Sanger wrote her infamous “extermination” line in a letter about the Negro Project to birth control advocate Clarence Gamble. Critics say Sanger revealed her true goal, to exterminate the Negro population, while defenders say she merely wanted to avoid having her project mischaracterized. Please forgive the lengthy quotation, but the context must be clear:

“I note that you doubt it worthwhile to employ a full time Negro physician. It seems to me from my experience where I have been in North Carolina, Georgia, Tennessee and Texas, that while the colored Negroes have great respect for white doctors they can get closer to their own members and more or less lay their cards on the table which means their ignorance, superstitions and doubts. They do not do this with the white people and if we can train the Negro doctor at the Clinic he can go among them with enthusiasm and with knowledge, which, I believe, will have far-reaching results among the colored people. His work in my opinion should be entirely with the Negro profession and the nurses, hospital, social workers, as well as the County’s white doctors. His success will depend upon his personality and his training by us.

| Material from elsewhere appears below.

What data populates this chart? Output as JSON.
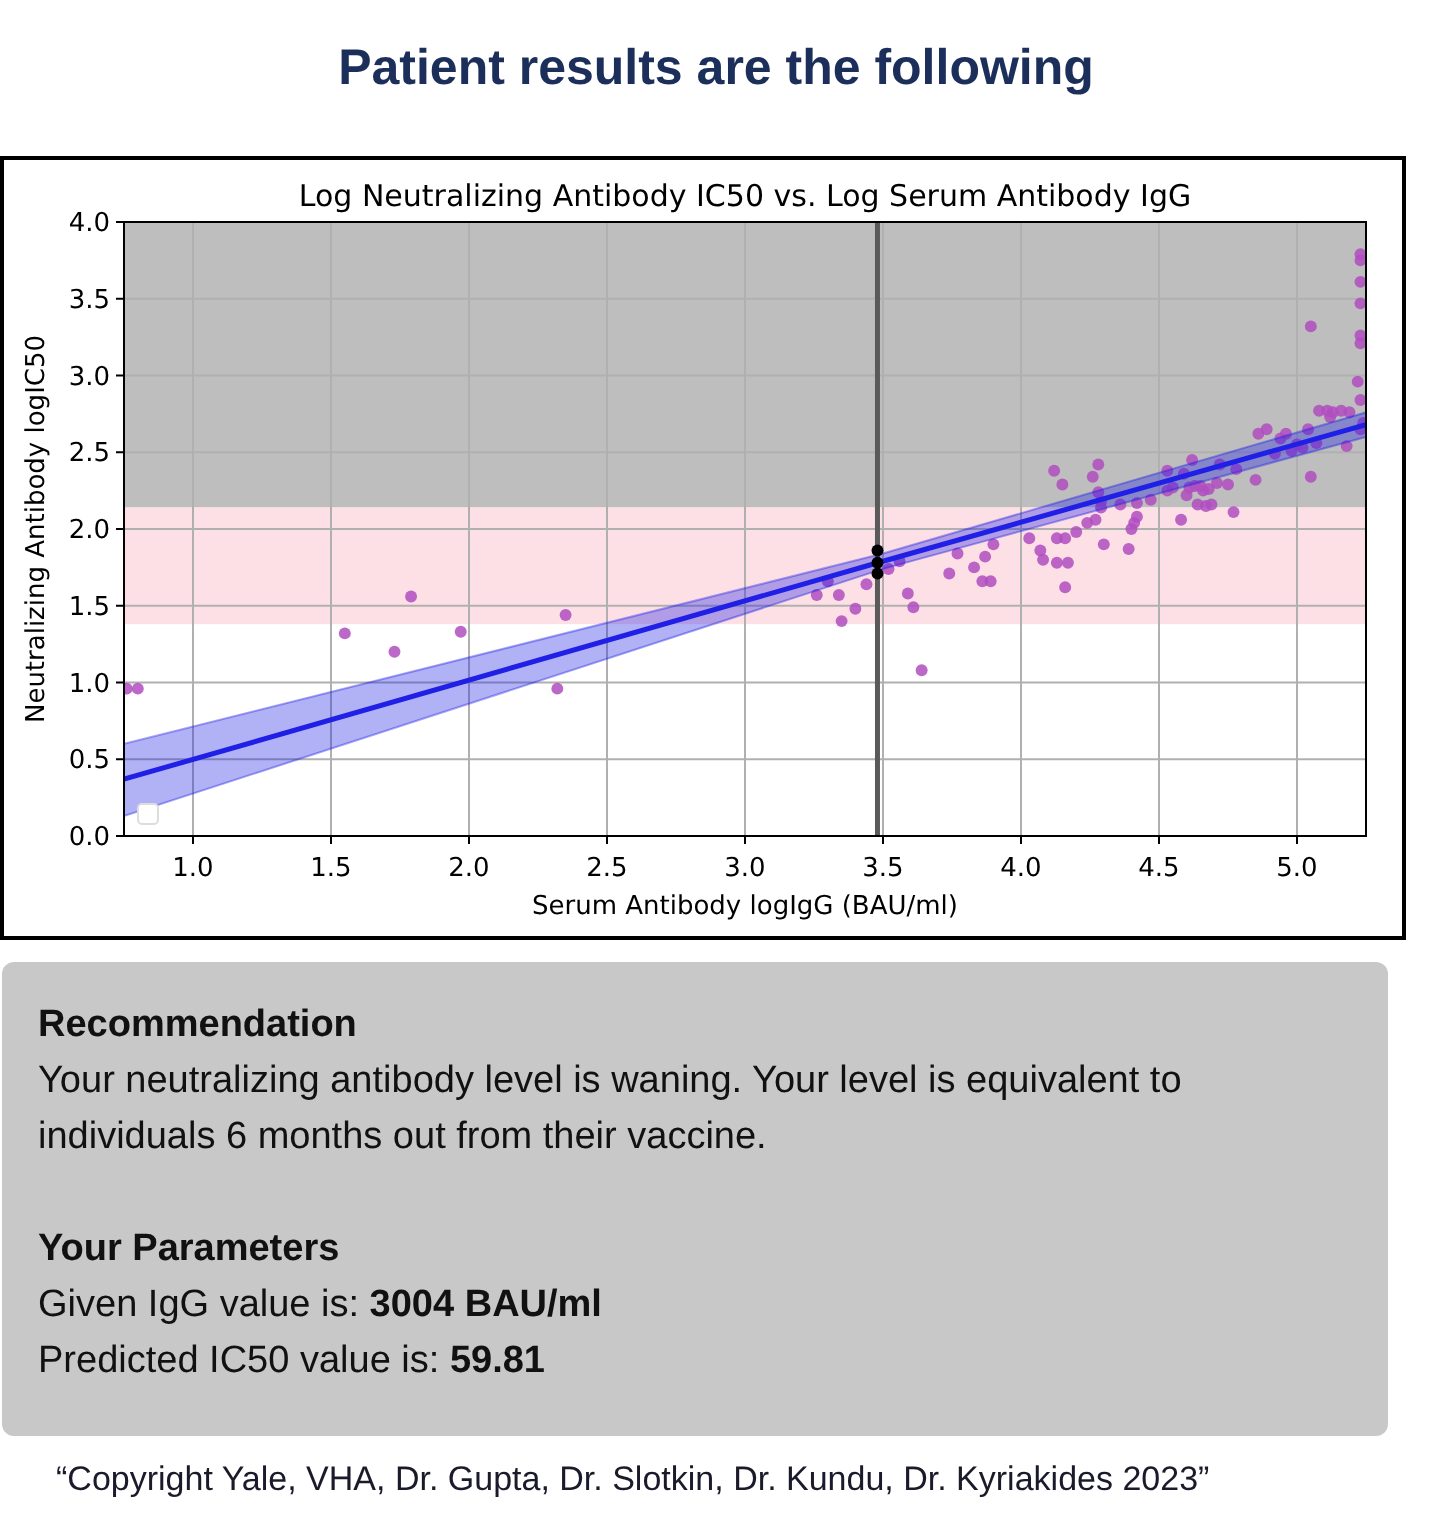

“The minister’s work is also important and also he should be trained, perhaps by the Federation as to our ideals and the goal that we hope to reach. We do not want word to go out that we want to exterminate the Negro population and the minister is the man who can straighten out that idea if it ever occurs to any of their more rebellious members.”

In this letter, Sanger made a racist slur about blacks while describing them as precisely the sort of people she thought shouldn’t be permitted to reproduce (“ignorance, superstitions and doubts”). She also suggested hiring black doctors and ministers to act as Judas goats, leading black women to the slaughter. Mischaracterization?

Nevertheless, the American left is clinging desperately to the image of Sanger as civil rights heroine. Factcheck.org asserts that Sanger was simply trying to gain the trust of the black community. Before concluding that Sanger was working in the interest of blacks, however, Factcheck.org should have checked a few more facts. Sanger had already written that eugenics, through birth control, was the best solution to “racial, political and social problems,” and she clearly was applying eugenics to the black community. Shades of Hitler’s Final Solution to the “Jewish problem.”

In 1926 Sanger delivered a speech to the Ku Klux Klan, and later boasted that her speech led to a dozen invitations for more speeches. Is it plausible to believe that the KKK invited Sanger back to hear a message advocating civil rights?

Despite these facts, the National Portrait Gallery is refusing to remove Sanger’s bust from its civil rights exhibit. Is Margaret Sanger truly an American heroine? Only if you believe making abortion widely available to women outweighs treating blacks like Untermenschen. The Smithsonian has no business honoring Margaret Sanger.